- Priest Abd al-Masih Salib al-Masudi
- Native name: القمص عبد المسيح صليب المسعودي
- Church: Coptic Orthodox Church

Personal details
- Born: Egypt
- Denomination: Coptic Orthodox Christian

= Abd al-Masih Salib al-Masudi =

Abd al-Masih Salib al-Mas'udi (Note: عبد المسيح صليب المسعودي) (1848–1935) was an Egyptian monk and author.

==Biography==
ʿAbd al-Masīḥ Ṣalīb al-Masūʿdī was ordained a monk by his uncle, ʿAbd al-Masīḥ al-Kabīr, in 1874.
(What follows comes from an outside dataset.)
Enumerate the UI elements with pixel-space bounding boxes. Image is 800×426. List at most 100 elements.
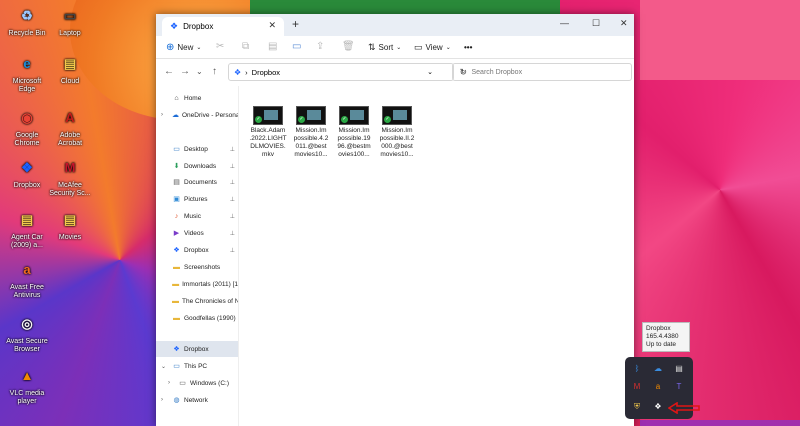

He served at the Paromeos Monastery at Wadi El Natrun and was summoned by Pope Cyril V of Alexandria to assist in the administration of the church in Cairo.
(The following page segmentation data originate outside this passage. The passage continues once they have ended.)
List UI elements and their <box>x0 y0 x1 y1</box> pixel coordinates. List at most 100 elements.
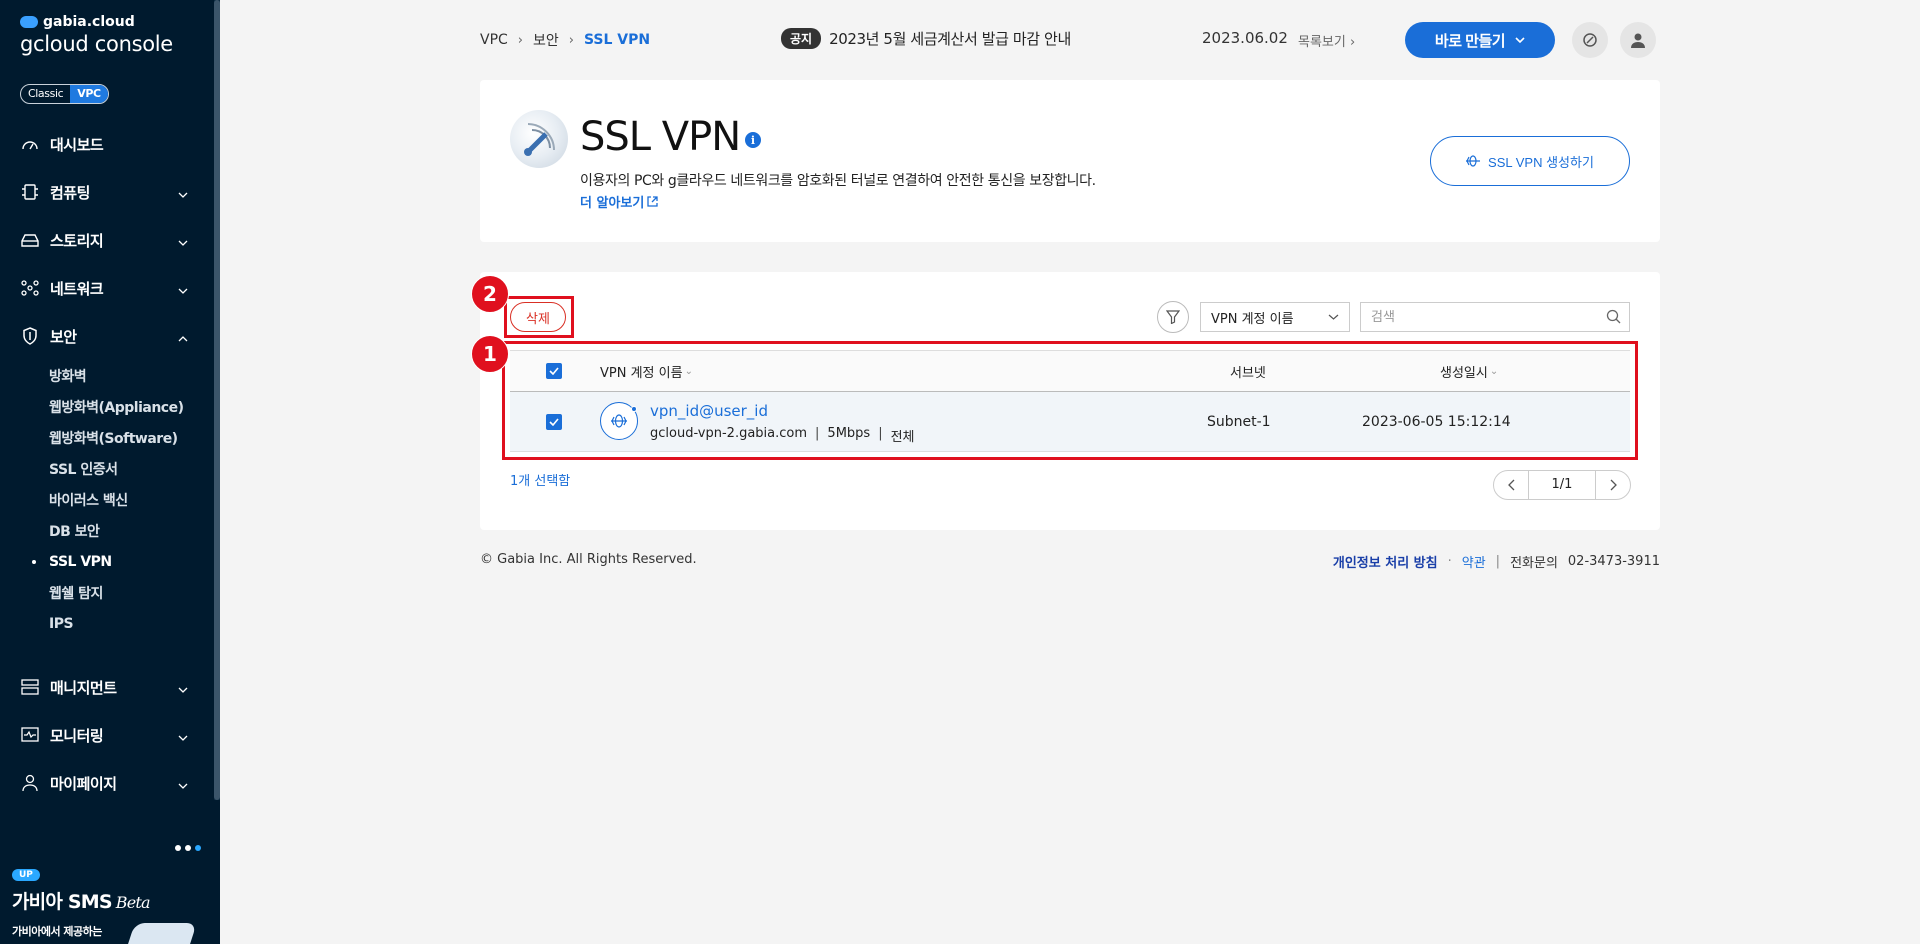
row-checkbox[interactable] <box>546 414 562 430</box>
vpn-account-meta: gcloud-vpn-2.gabia.com | 5Mbps | 전체 <box>650 426 915 445</box>
filter-button[interactable] <box>1157 301 1189 333</box>
table-row[interactable]: vpn_id@user_id gcloud-vpn-2.gabia.com | … <box>510 392 1630 452</box>
info-icon[interactable]: i <box>745 132 761 148</box>
footer-bar: | <box>1495 554 1501 569</box>
sidebar-item-computing[interactable]: 컴퓨팅 <box>0 168 214 216</box>
vpn-account-link[interactable]: vpn_id@user_id <box>650 402 768 420</box>
footer-dot: · <box>1447 554 1452 569</box>
user-icon <box>20 773 40 793</box>
promo-illustration <box>125 923 197 944</box>
notice[interactable]: 공지 2023년 5월 세금계산서 발급 마감 안내 <box>781 28 1071 49</box>
toggle-vpc[interactable]: VPC <box>70 85 108 103</box>
quick-create-button[interactable]: 바로 만들기 <box>1405 22 1555 58</box>
chevron-down-icon <box>178 282 188 298</box>
chevron-down-icon <box>178 234 188 250</box>
sidebar-subitem-antivirus[interactable]: 바이러스 백신 <box>49 484 214 515</box>
main-content: VPC › 보안 › SSL VPN 공지 2023년 5월 세금계산서 발급 … <box>220 0 1920 944</box>
sidebar-item-mypage[interactable]: 마이페이지 <box>0 759 214 807</box>
sort-icon: ⌄ <box>1489 365 1499 377</box>
chevron-left-icon <box>1507 479 1514 491</box>
platform-toggle[interactable]: Classic VPC <box>20 84 109 104</box>
learn-more-label: 더 알아보기 <box>580 196 645 211</box>
sidebar-item-network[interactable]: 네트워크 <box>0 264 214 312</box>
sidebar-subitem-ssl-cert[interactable]: SSL 인증서 <box>49 453 214 484</box>
terms-link[interactable]: 약관 <box>1462 552 1486 571</box>
chevron-down-icon <box>1328 314 1339 320</box>
create-ssl-vpn-button[interactable]: SSL VPN 생성하기 <box>1430 136 1630 186</box>
ssl-vpn-logo-icon <box>510 110 568 168</box>
chevron-down-icon <box>178 186 188 202</box>
annotation-marker-2: 2 <box>471 275 509 313</box>
chevron-down-icon <box>178 777 188 793</box>
sidebar-item-monitoring[interactable]: 모니터링 <box>0 711 214 759</box>
sidebar-item-label: 컴퓨팅 <box>50 183 90 202</box>
search-field-select[interactable]: VPN 계정 이름 <box>1200 302 1350 332</box>
page-description: 이용자의 PC와 g클라우드 네트워크를 암호화된 터널로 연결하여 안전한 통… <box>580 173 1096 189</box>
sidebar-subitem-waf-appliance[interactable]: 웹방화벽(Appliance) <box>49 391 214 422</box>
divider: | <box>878 426 883 441</box>
network-icon <box>20 278 40 298</box>
sidebar-subitem-ssl-vpn[interactable]: SSL VPN <box>32 546 214 577</box>
sidebar-item-dashboard[interactable]: 대시보드 <box>0 120 214 168</box>
sidebar-item-label: 대시보드 <box>50 135 104 154</box>
user-icon <box>1631 33 1645 48</box>
privacy-policy-link[interactable]: 개인정보 처리 방침 <box>1333 552 1438 571</box>
promo-banner[interactable]: UP 가비아 SMS Beta 가비아에서 제공하는 <box>0 845 214 944</box>
notice-text[interactable]: 2023년 5월 세금계산서 발급 마감 안내 <box>829 28 1071 49</box>
column-header-name[interactable]: VPN 계정 이름 ⌄ <box>600 362 693 381</box>
vpn-scope: 전체 <box>890 430 915 445</box>
toggle-classic[interactable]: Classic <box>21 85 70 103</box>
vpn-speed: 5Mbps <box>827 426 871 441</box>
chevron-right-icon: › <box>568 32 574 48</box>
brand-text: gabia.cloud <box>43 14 135 30</box>
vpn-icon <box>1466 155 1481 167</box>
chevron-down-icon <box>178 729 188 745</box>
column-header-created[interactable]: 생성일시 ⌄ <box>1440 362 1498 381</box>
storage-icon <box>20 230 40 250</box>
sidebar-item-label: 모니터링 <box>50 726 104 745</box>
sidebar-item-management[interactable]: 매니지먼트 <box>0 663 214 711</box>
external-link-icon <box>647 196 658 207</box>
profile-button[interactable] <box>1620 22 1656 58</box>
logo[interactable]: gabia.cloud gcloud console <box>20 14 173 56</box>
breadcrumb-vpc[interactable]: VPC <box>480 32 508 48</box>
sidebar-item-label: 스토리지 <box>50 231 104 250</box>
footer-links: 개인정보 처리 방침 · 약관 | 전화문의 02-3473-3911 <box>1333 552 1660 571</box>
sidebar-subitem-ips[interactable]: IPS <box>49 608 214 639</box>
chat-button[interactable] <box>1572 22 1608 58</box>
vpn-list-card: 삭제 VPN 계정 이름 VPN 계정 이름⌄ 서브넷 생성일시⌄ <box>480 272 1660 530</box>
sidebar: gabia.cloud gcloud console Classic VPC 대… <box>0 0 220 944</box>
delete-button[interactable]: 삭제 <box>510 302 566 332</box>
search-input[interactable] <box>1361 303 1581 331</box>
cloud-logo-icon <box>20 16 38 28</box>
sort-icon: ⌄ <box>684 365 693 377</box>
search-field-value: VPN 계정 이름 <box>1211 311 1294 327</box>
breadcrumb-security[interactable]: 보안 <box>533 30 559 50</box>
annotation-marker-1: 1 <box>471 335 509 373</box>
shield-icon <box>20 326 40 346</box>
phone-label: 전화문의 <box>1510 556 1558 571</box>
sidebar-subitem-firewall[interactable]: 방화벽 <box>49 360 214 391</box>
notice-list-link[interactable]: 목록보기 › <box>1298 31 1355 50</box>
phone-number: 02-3473-3911 <box>1567 554 1660 569</box>
promo-badge: UP <box>12 869 40 881</box>
carousel-dots[interactable] <box>175 845 201 851</box>
sidebar-item-label: 마이페이지 <box>50 774 117 793</box>
prev-page-button[interactable] <box>1494 470 1528 500</box>
divider: | <box>815 426 820 441</box>
create-ssl-vpn-label: SSL VPN 생성하기 <box>1488 154 1594 170</box>
learn-more-link[interactable]: 더 알아보기 <box>580 192 658 211</box>
sidebar-subitem-webshell[interactable]: 웹쉘 탐지 <box>49 577 214 608</box>
sidebar-item-security[interactable]: 보안 <box>0 312 214 360</box>
brand: gabia.cloud <box>20 14 173 30</box>
sidebar-subitem-db-security[interactable]: DB 보안 <box>49 515 214 546</box>
breadcrumb-current: SSL VPN <box>583 32 651 48</box>
row-created: 2023-06-05 15:12:14 <box>1362 414 1511 430</box>
select-all-checkbox[interactable] <box>546 363 562 379</box>
search-icon[interactable] <box>1606 309 1621 328</box>
quick-create-label: 바로 만들기 <box>1434 32 1506 50</box>
monitor-icon <box>20 725 40 745</box>
next-page-button[interactable] <box>1596 470 1630 500</box>
sidebar-item-storage[interactable]: 스토리지 <box>0 216 214 264</box>
sidebar-subitem-waf-software[interactable]: 웹방화벽(Software) <box>49 422 214 453</box>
He learned Hebrew, Syriac, Greek, and Coptic and became a prolific writer. His best known work is his interpretation of the Epact.
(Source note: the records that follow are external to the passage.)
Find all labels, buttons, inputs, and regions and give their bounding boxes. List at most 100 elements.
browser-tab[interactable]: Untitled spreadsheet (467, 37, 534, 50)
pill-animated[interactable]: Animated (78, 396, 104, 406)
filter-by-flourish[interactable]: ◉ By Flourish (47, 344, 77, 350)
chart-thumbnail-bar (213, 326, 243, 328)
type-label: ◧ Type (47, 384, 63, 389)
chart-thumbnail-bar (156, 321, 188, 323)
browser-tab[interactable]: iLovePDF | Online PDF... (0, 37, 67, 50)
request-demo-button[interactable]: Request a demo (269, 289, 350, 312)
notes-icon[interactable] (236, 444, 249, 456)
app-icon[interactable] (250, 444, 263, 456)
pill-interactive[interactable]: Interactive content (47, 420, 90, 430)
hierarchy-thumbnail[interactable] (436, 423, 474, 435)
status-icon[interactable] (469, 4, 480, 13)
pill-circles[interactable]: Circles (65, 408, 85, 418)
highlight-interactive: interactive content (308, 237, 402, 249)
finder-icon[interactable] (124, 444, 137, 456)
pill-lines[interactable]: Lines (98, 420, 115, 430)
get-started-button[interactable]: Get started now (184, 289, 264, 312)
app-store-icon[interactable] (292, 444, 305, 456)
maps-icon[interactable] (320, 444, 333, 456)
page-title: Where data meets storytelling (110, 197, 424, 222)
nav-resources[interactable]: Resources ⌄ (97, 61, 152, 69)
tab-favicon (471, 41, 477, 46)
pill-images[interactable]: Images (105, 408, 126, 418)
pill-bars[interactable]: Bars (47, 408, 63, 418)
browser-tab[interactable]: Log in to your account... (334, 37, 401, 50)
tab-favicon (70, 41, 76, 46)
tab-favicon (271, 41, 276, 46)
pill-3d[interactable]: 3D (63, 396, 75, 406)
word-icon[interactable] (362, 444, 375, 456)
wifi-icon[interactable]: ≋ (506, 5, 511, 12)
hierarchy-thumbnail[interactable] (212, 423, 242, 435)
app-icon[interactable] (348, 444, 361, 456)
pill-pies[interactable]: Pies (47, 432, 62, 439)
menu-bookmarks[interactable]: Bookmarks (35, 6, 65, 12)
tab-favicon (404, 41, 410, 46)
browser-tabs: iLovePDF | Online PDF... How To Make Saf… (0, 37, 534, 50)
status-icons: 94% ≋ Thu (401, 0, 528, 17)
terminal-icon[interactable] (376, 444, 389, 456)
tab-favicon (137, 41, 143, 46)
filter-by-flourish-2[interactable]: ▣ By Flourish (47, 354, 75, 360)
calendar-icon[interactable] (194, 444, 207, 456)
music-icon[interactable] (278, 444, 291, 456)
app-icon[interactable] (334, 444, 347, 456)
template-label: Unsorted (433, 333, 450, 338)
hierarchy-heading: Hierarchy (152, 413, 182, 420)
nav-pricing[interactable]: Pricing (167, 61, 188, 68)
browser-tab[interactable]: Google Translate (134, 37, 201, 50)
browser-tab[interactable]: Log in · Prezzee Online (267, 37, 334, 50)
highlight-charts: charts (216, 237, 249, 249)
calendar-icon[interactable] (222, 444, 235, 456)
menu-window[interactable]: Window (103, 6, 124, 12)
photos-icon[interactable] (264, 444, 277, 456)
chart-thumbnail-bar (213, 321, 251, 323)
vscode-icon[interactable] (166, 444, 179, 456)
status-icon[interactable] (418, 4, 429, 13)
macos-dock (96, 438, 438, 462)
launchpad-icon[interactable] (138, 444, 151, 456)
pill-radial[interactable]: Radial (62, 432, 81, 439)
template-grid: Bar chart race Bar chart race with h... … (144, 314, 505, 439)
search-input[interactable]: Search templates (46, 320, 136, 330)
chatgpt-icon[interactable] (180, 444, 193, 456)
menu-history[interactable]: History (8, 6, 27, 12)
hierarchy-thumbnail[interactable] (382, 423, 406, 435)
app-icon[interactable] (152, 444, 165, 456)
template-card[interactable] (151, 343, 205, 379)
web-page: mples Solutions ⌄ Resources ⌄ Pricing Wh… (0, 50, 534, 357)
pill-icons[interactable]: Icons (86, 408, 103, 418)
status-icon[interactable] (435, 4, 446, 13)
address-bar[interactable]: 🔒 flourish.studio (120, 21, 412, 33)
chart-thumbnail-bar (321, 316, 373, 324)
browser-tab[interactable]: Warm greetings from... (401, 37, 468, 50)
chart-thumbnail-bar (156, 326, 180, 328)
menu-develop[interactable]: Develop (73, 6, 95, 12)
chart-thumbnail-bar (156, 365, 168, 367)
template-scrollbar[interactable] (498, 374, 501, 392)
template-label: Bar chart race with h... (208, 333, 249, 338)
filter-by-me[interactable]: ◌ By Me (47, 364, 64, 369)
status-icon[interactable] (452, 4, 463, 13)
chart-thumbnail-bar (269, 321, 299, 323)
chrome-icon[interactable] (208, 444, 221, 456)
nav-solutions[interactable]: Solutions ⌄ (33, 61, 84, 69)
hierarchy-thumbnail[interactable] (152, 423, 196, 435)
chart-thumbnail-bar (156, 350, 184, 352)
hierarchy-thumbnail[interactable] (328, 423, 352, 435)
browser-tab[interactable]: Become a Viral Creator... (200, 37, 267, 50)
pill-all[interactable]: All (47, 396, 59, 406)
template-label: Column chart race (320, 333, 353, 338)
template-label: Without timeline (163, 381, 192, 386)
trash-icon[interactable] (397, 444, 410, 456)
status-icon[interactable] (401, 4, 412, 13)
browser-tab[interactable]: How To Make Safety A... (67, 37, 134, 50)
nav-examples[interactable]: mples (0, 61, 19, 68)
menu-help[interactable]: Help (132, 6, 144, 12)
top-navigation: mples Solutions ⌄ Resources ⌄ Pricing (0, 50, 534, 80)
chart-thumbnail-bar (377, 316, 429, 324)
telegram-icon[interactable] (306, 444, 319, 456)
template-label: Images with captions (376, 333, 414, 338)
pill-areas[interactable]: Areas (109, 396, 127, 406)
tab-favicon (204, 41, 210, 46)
He died at the age of eighty-seven.

==Works==
In addition to his work, above, he wrote:
- Kītāb al-Khulaji al-Muqaddas, Cairo, 1903;
- Kītāb al-Tuḥfah al-Saniyyah, Cairo, 1925;
- Kītāb al-Durrah al-Nafisah fī Ḥisābāt al-Kanīsah, Cairo, 1926;
- Al-Tuḥfah al-Barāmūsiyyah fī Sharḥ wa-Tatimmat Qawā'id Hisāb Al-Abqaṭi lil-Kanīsah al-Qibṭiyyah al-Urthudhuksiyyah, Cairo, 1925;
- Kītāb al-Karmah, Cairo, 1927;
- Kītāb al-Asrār , Cairo, 1926;
- Tuḥfat al-Sā'ilīn fī Dhikr Adyirat Ruhbān al-Miṣriyyīnn, Cairo, 1932.